I can´t say what the prices for the SD-feet are at the moment(set of eight of them),but I believe that you should
be able to get a set at about $130 including shipment
to the US.

No one right answer. You sue the method that reduces the cabinet movement, simply put. THAT depends on the floor. For instance, my C4's with spikes firmly into the concrete floor simply blow away the speakers sitting on the carpet. ANY movement kills higher frequency doopler distortion, too, as the tweeter moves so little relative to a big old speaker rocking around. For my floor, the spikes rule!

I have DD10+ subs that sit right on the floor (odd) and I'm still wondering about that. Sure, bass is a LONG wavelength from a sub, so technically it is less easy to hear the doopler movement and yes, bass has a lot of distortion recorded-in, or produced by the driver. But, the C4's low-end resolution improved substantially with spikes into a concrete (not wobbly OSB subfloor)floor.

I do, and don't, buy that subs need to be on the floor with modern digital EQ. And, in my case, the room is 40 feet long so I have TOO much below 30 Hz! So again, it's the "system" that matters. Fix yours and don't just be someone else's stereo in your different sounding house.
I think what you need are the Auralex SubDude HD Isolation Riser (the HD means it's dressed up a bit for home use v. the regular SubDude). Widely used in homes and pro studios. These are foam type supports to use under subs (there are speaker and desk versions also). The things really work!

Kal Rubinson did a review in Stereophile in about 2005 or 2006, and it was basically a rave review. Absorbed vibrations, the house and bookshelves no longer vibrated, and the sound was improved considerably.

They're for sale on various sites (Audio Advisor, Music Direct), where you can also read numerous user reviews, which are something like 98% very positive, even raves. Cost is about $60 for the sub version.

In the case of the sub dude,if you want to take it to a higher level...a must have is the sub-trap made by ASC. I've been using one for years and it comes highly recommended...

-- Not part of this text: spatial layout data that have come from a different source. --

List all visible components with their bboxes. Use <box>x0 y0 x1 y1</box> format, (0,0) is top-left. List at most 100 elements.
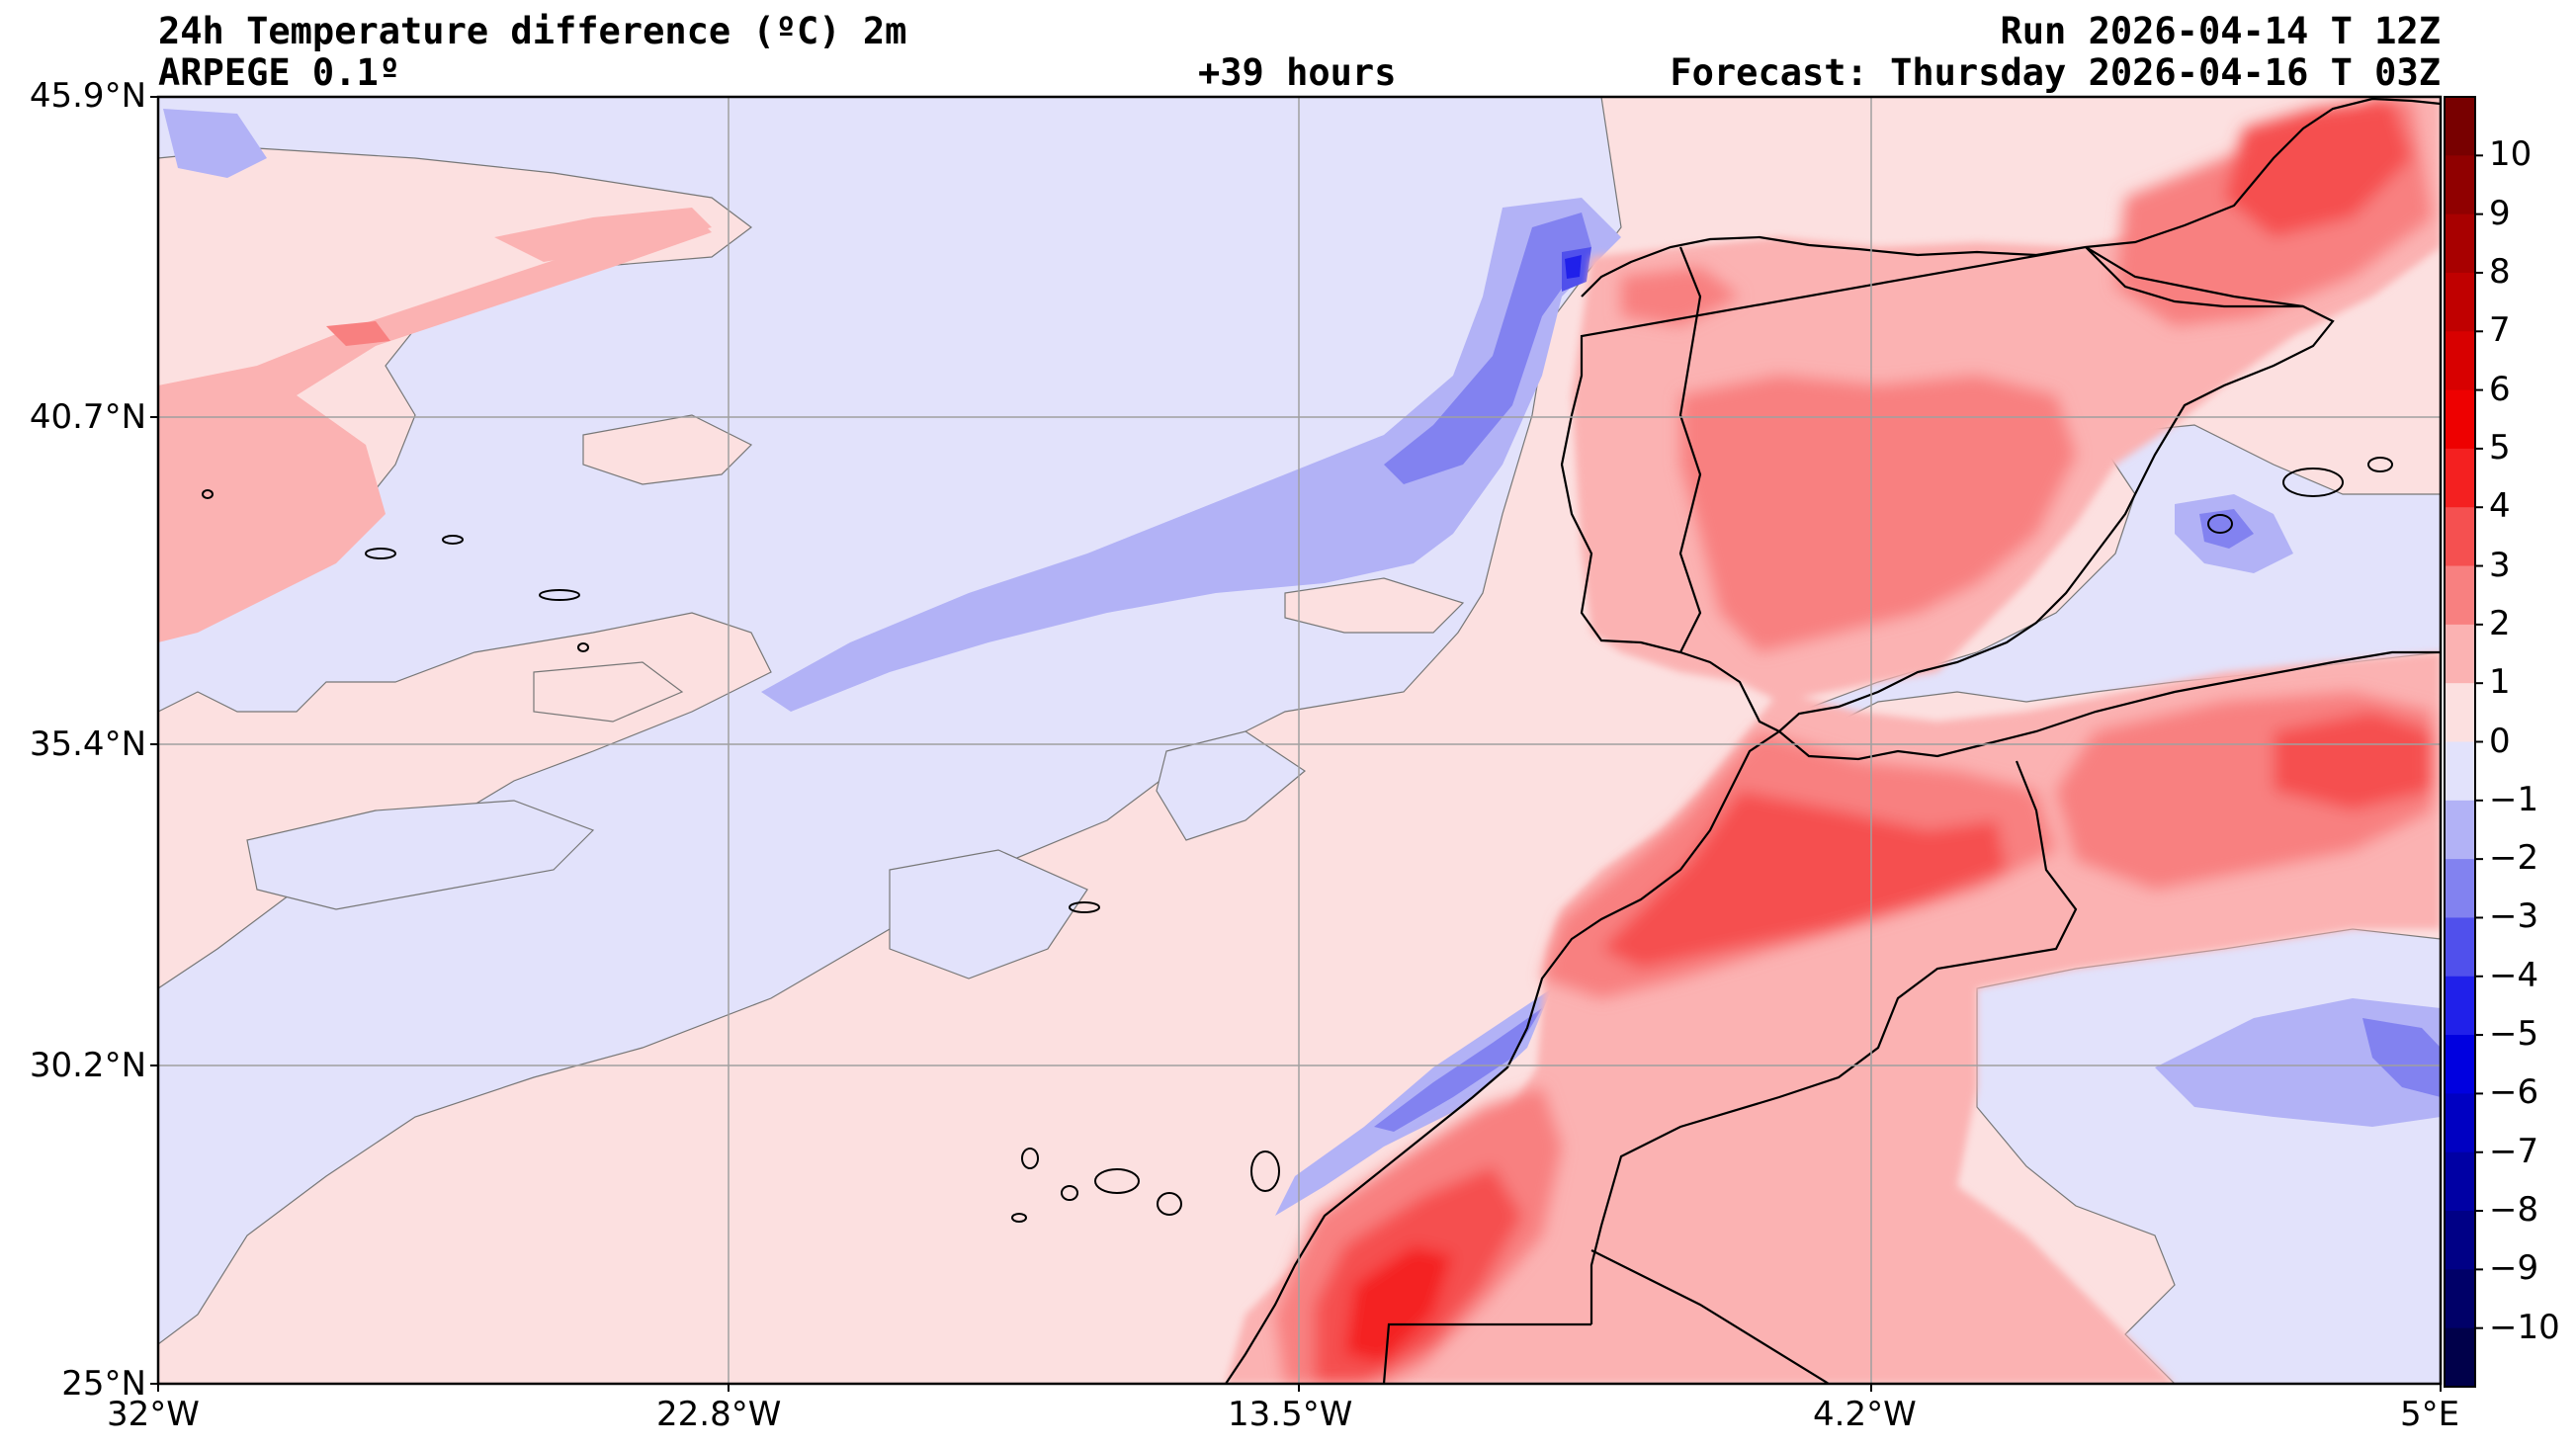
colorbar-segment <box>2445 683 2475 742</box>
graticule <box>158 97 2441 1384</box>
border-portugal-spain <box>1678 246 1702 653</box>
colorbar-segment <box>2445 1093 2475 1153</box>
island-santa-maria <box>577 642 589 652</box>
colorbar-segment <box>2445 859 2475 918</box>
lat-tick-30-2n: 30.2°N <box>29 1046 146 1085</box>
model-label: ARPEGE 0.1º <box>158 51 401 94</box>
neg-sahara-darker <box>2362 1018 2441 1097</box>
lead-time-label: +39 hours <box>1198 51 1397 94</box>
colorbar-segment <box>2445 1211 2475 1270</box>
run-label: Run 2026-04-14 T 12Z <box>2000 10 2441 52</box>
colorbar-label: 8 <box>2489 251 2511 292</box>
island-mallorca <box>2282 468 2344 497</box>
colorbar-label: 9 <box>2489 193 2511 233</box>
pos-iberia-2 <box>1680 376 2076 652</box>
pos-atlantic-band <box>158 213 712 642</box>
colorbar-label: 3 <box>2489 545 2511 585</box>
coast-iberia <box>1560 97 2441 733</box>
coast-africa <box>1225 650 2441 1384</box>
colorbar-segment <box>2445 97 2475 156</box>
island-fuerteventura <box>1250 1150 1280 1192</box>
border-western-sahara <box>1382 1249 1830 1384</box>
lat-tick-35-4n: 35.4°N <box>29 724 146 764</box>
colorbar-label: −9 <box>2489 1248 2539 1289</box>
coastlines <box>1225 97 2441 1384</box>
colorbar-segment <box>2445 1151 2475 1212</box>
border-morocco-algeria <box>1589 760 2078 1324</box>
pos-pocket-2 <box>582 414 753 485</box>
chart-title: 24h Temperature difference (ºC) 2m <box>158 10 907 52</box>
colorbar-label: 5 <box>2489 427 2511 468</box>
colorbar-label: −4 <box>2489 955 2539 995</box>
lat-tick-40-7n: 40.7°N <box>29 397 146 437</box>
lon-tick-32w: 32°W <box>107 1395 200 1434</box>
lon-tick-22-8w: 22.8°W <box>656 1395 782 1434</box>
hot-land-layer <box>1275 99 2432 1384</box>
colorbar-label: −6 <box>2489 1072 2539 1113</box>
lon-tick-13-5w: 13.5°W <box>1228 1395 1353 1434</box>
colorbar-segment <box>2445 213 2475 274</box>
neg-band-5 <box>1565 255 1582 279</box>
colorbar-label: 10 <box>2489 134 2533 175</box>
colorbar-label: −2 <box>2489 838 2539 879</box>
island-gran-canaria <box>1157 1192 1182 1216</box>
lon-tick-5e: 5°E <box>2400 1395 2460 1434</box>
colorbar-label: 7 <box>2489 310 2511 351</box>
neg-med <box>1777 424 2441 763</box>
colorbar-segment <box>2445 155 2475 215</box>
pos-pocket-3 <box>1284 577 1465 634</box>
border-france-spain <box>2085 246 2304 308</box>
islands <box>202 457 2393 1223</box>
island-terceira <box>442 535 464 545</box>
colorbar-segment <box>2445 800 2475 860</box>
island-madeira <box>1069 901 1100 913</box>
colorbar-label: 6 <box>2489 369 2511 409</box>
island-hierro <box>1011 1213 1027 1223</box>
colorbar-segment <box>2445 624 2475 684</box>
colorbar-segment <box>2445 272 2475 332</box>
neg-band-3 <box>1384 213 1591 484</box>
colorbar-label: −7 <box>2489 1131 2539 1171</box>
lat-tick-25n: 25°N <box>61 1364 146 1404</box>
temperature-field <box>158 97 2441 1384</box>
colorbar-label: −3 <box>2489 896 2539 937</box>
lon-tick-4-2w: 4.2°W <box>1813 1395 1917 1434</box>
pos-atlantic-band-2 <box>494 208 712 262</box>
colorbar-segment <box>2445 389 2475 450</box>
pos-iberia-hot <box>2224 99 2412 237</box>
colorbar-label: 4 <box>2489 486 2511 527</box>
colorbar-segment <box>2445 976 2475 1036</box>
colorbar-segment <box>2445 1327 2475 1388</box>
colorbar-label: −1 <box>2489 779 2539 819</box>
colorbar-label: 2 <box>2489 603 2511 643</box>
axis-ticks <box>150 96 2442 1392</box>
colorbar-segment <box>2445 565 2475 626</box>
island-faial <box>365 548 396 559</box>
neg-region-south <box>246 800 595 910</box>
colorbar-segment <box>2445 741 2475 802</box>
neg-med-darker <box>2199 509 2254 549</box>
island-gomera <box>1061 1185 1078 1201</box>
colorbar-segment <box>2445 917 2475 978</box>
neg-band-morocco-2 <box>1374 1008 1542 1132</box>
colorbar <box>2444 96 2483 1388</box>
lat-tick-45-9n: 45.9°N <box>29 76 146 116</box>
island-tenerife <box>1094 1168 1140 1194</box>
neg-blob-nw <box>163 109 267 178</box>
island-sao-miguel <box>539 589 580 601</box>
colorbar-segment <box>2445 1035 2475 1094</box>
colorbar-segment <box>2445 507 2475 567</box>
colorbar-label: 0 <box>2489 721 2511 761</box>
neg-region-south-2 <box>889 849 1088 980</box>
island-ibiza <box>2207 514 2233 534</box>
colorbar-segment <box>2445 1269 2475 1329</box>
island-la-palma <box>1021 1148 1039 1169</box>
neg-band-2b <box>988 514 1285 613</box>
forecast-label: Forecast: Thursday 2026-04-16 T 03Z <box>1670 51 2441 94</box>
pos-africa-hot-east <box>2274 712 2432 810</box>
pos-africa-hot-3 <box>1344 1245 1453 1364</box>
island-menorca <box>2367 457 2393 472</box>
colorbar-label: 1 <box>2489 662 2511 703</box>
pos-iberia-4 <box>1621 267 1740 326</box>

One of the oldest threads I have seen come alive! However, I have two JL Audio F113's and my floor is carpet on wood with underfloor. The Auralex works great and greatly reduces the unwanted frequencies that were caused by the sub coupled to the floor which transferred into walls furniture etc... I highly recommend raising and decoupling a sub off this type of floor.
I cut 2 yoga foam blocks to make 4 smaller blocks and put them under the sub. It was too boomy sitting directly on the floor.
Sorry I can't be more technical than that.